The state’s teen birth rate reached its lowest level ever recorded last year, according to a new report from the Massachusetts Department of Public Health. But while improvement occurred among all groups statewide, huge ethnic and regional disparities remain.
For Massachusetts’ Hispanics, the teen birth rate was nearly seven times that of white teens in 2013; for black teens, the rate was three times greater than white teens. Still, for both groups the rate was half what it had been a decade earlier.
The Massachusetts report credits the wider availability of contraceptives, especially the long-acting forms, as well as educational initiatives and targeted efforts to reach out to teens at high risk of early pregnancy.
The 2013 Massachusetts Birth Report, released Friday morning, found that the birth rate for teens age 15 to 19 was 12 births per 1,000 women, down from 14 per 1,000 in 2012, and substantially lower than the rate of 35.4 per 1,000 in 1990.
“This is terrific news for all Massachusetts families, and a dramatic indication that our decisions to invest in our young people — through education, support, and resources — can have a real and lasting impact on their lives and in their communities,” Governor Deval Patrick said in a statement.
Massachusetts has historically had a lower incidence of teen births than the rest of the country, and in 2013, its rate was less than half the national rate of 26.6 per 1,000 women. The national rate, however, is declining steadily, too.
But as with many aspects of health, the benefits are not spread equally.
Maisha Douyon Cover, acting director of the Health Equity Program at Brigham and Women’s Hospital in Boston, said that girls in poor and minority communities often do not have access to accurate information about contraceptives. Many are not aware of the variety of options available to them or are misinformed about side effects, she said.
Programs that deploy “peer leaders” to disseminate information about healthy relationships and violence prevention also prevent pregnancy because they help youngsters learn how to navigate their relationships and set goals, Douyon Cover said. “These programs create all these positive things around teens,” she said.

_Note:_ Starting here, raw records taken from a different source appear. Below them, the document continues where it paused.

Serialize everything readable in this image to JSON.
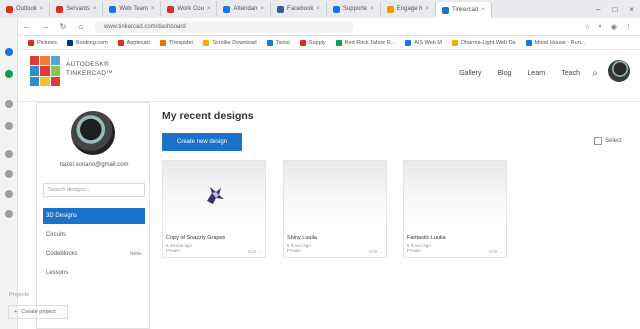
{
  "browser": {
    "tabs": [
      {
        "label": "Outlook",
        "color": "#d93025"
      },
      {
        "label": "Servants",
        "color": "#d93025"
      },
      {
        "label": "Web Team",
        "color": "#1a73e8"
      },
      {
        "label": "Work Cou",
        "color": "#d93025"
      },
      {
        "label": "Attendan",
        "color": "#1a73e8"
      },
      {
        "label": "Facebook",
        "color": "#3b5998"
      },
      {
        "label": "Supporte",
        "color": "#1a73e8"
      },
      {
        "label": "Engage h",
        "color": "#f29900"
      },
      {
        "label": "Tinkercad",
        "color": "#1b72c9"
      }
    ],
    "url": "www.tinkercad.com/dashboard",
    "bookmarks": [
      {
        "label": "Pictures",
        "color": "#d93025"
      },
      {
        "label": "Booking.com",
        "color": "#003580"
      },
      {
        "label": "Applecart",
        "color": "#d93025"
      },
      {
        "label": "Thespider",
        "color": "#e37400"
      },
      {
        "label": "Scrolite Download",
        "color": "#f9ab00"
      },
      {
        "label": "Tsotsi",
        "color": "#1a73e8"
      },
      {
        "label": "Supply",
        "color": "#d93025"
      },
      {
        "label": "Red Rock Tahoe R...",
        "color": "#0f9d58"
      },
      {
        "label": "AIS Web M",
        "color": "#1a73e8"
      },
      {
        "label": "Dharma-Light Web Da",
        "color": "#f9ab00"
      },
      {
        "label": "Mood House - Run...",
        "color": "#1a73e8"
      }
    ]
  },
  "header": {
    "brand_line1": "AUTODESK®",
    "brand_line2": "TINKERCAD™",
    "nav": [
      "Gallery",
      "Blog",
      "Learn",
      "Teach"
    ],
    "logo_colors": [
      "#e2393b",
      "#e9832d",
      "#5aa3d6",
      "#2f8dcd",
      "#e2393b",
      "#8dc63f",
      "#2f8dcd",
      "#f7c22e",
      "#e2393b"
    ]
  },
  "sidebar": {
    "email": "hazel.soriano@gmail.com",
    "search_placeholder": "Search designs...",
    "items": [
      {
        "label": "3D Designs",
        "count": ""
      },
      {
        "label": "Circuits",
        "count": ""
      },
      {
        "label": "Codeblocks",
        "count": "beta"
      },
      {
        "label": "Lessons",
        "count": ""
      }
    ],
    "section_label": "Projects",
    "create_project": "Create project"
  },
  "main": {
    "title": "My recent designs",
    "create_button": "Create new design",
    "select_label": "Select",
    "designs": [
      {
        "name": "Copy of Snazzly Grapes",
        "meta1": "a minute ago",
        "meta2": "Private",
        "badge": "Edit  ..."
      },
      {
        "name": "Shiny Luulia",
        "meta1": "5 hours ago",
        "meta2": "Private",
        "badge": "Edit  ..."
      },
      {
        "name": "Fantastic Luulia",
        "meta1": "5 hours ago",
        "meta2": "Private",
        "badge": "Edit  ..."
      }
    ]
  }
}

In some communities, a cultural reluctance to discuss sexuality and religious proscriptions against birth control contribute to teen births, said Molly Baldwin, chief executive and founder of Roca, an organization working in Greater Boston and Springfield to lift high-risk young people out of violence and poverty.
“Some young people,” Baldwin added, “feel like what they’re supposed to do is have children, as opposed to going to college, getting training, getting a job. They think that’s how life is.”
In Holyoke, which has the state’s highest teen birth rate, an agency called Girls Inc. tries to provide an alternative view. Girls Inc. offers after-school and summer programs focused on health, academics, and career development. Many of the participants live in poverty, with parents who never graduated high school; about 65 percent are Latina, executive director Suzanne Parker said.
This week, girls age 5 to 18 participated in a series of computer science activities at Girls Inc. of Holyoke. How does learning how to code prevent pregnancy?
“It opens their eyes to opportunities and hope for a future,” Parker said. “They can see a career path.”
Information about health is critical but insufficient, she said: “At that point of decision — ‘what path am I going to take in life?’ — they have to see a positive future for themselves.”
Holyoke’s teen birth rate in 2013 was less than half what it was a decade earlier.
In 2012, the first year for which state-by-state comparisons are available, Massachusetts had the second-lowest teen-pregnancy rate, after New Hampshire.
Over the years, Maine, Massachusetts, Minnesota, New Hampshire, and Vermont have tended to have the lowest rates, while the highest proportion of teens get pregnant in Arkansas, Louisiana, Mississippi, New Mexico, Oklahoma, and Texas.
A review this past summer by the Guttmacher Institute, a research and educational group concerned with reproductive health, concluded that nationwide, “more and better contraceptive use has been the main factor driving the long-term decline in teen pregnancy.”
The proportion of teens who have sex has not changed in recent years, but “adolescents today are seeking and taking more responsibility for themselves,” the Guttmacher report said.
Because of changes in medical guidelines, teen girls can now obtain long-acting contraceptives without having to undergo a pelvic exam.
But other factors also might play a role, the report said. American women in general are having children later in life, and teens might simply be following this trend. Media coverage of the consequences of early pregnancy might also have influence.
Teen pregnancy hurts both mother and child. According to the National Campaign to Prevent Teen and Unplanned Pregnancy, only 38 percent of girls who have a child before age 18 get a high school diploma by age 22. Two-thirds of teen mothers who leave their families’ households are living below the poverty level, and 63 percent of teenage mothers receive some type of public benefits. Their children score worse on measures of school readiness.
“Teen pregnancy can have serious consequences in so many aspects of a young person’s future, from lower educational attainment to higher rates of marital instability and single parenthood,” said John Polanowicz, the Massachusetts secretary of Health and Human Services. “That’s why it is so important that we continue to work with our partners to drive the teen birth rate even lower.”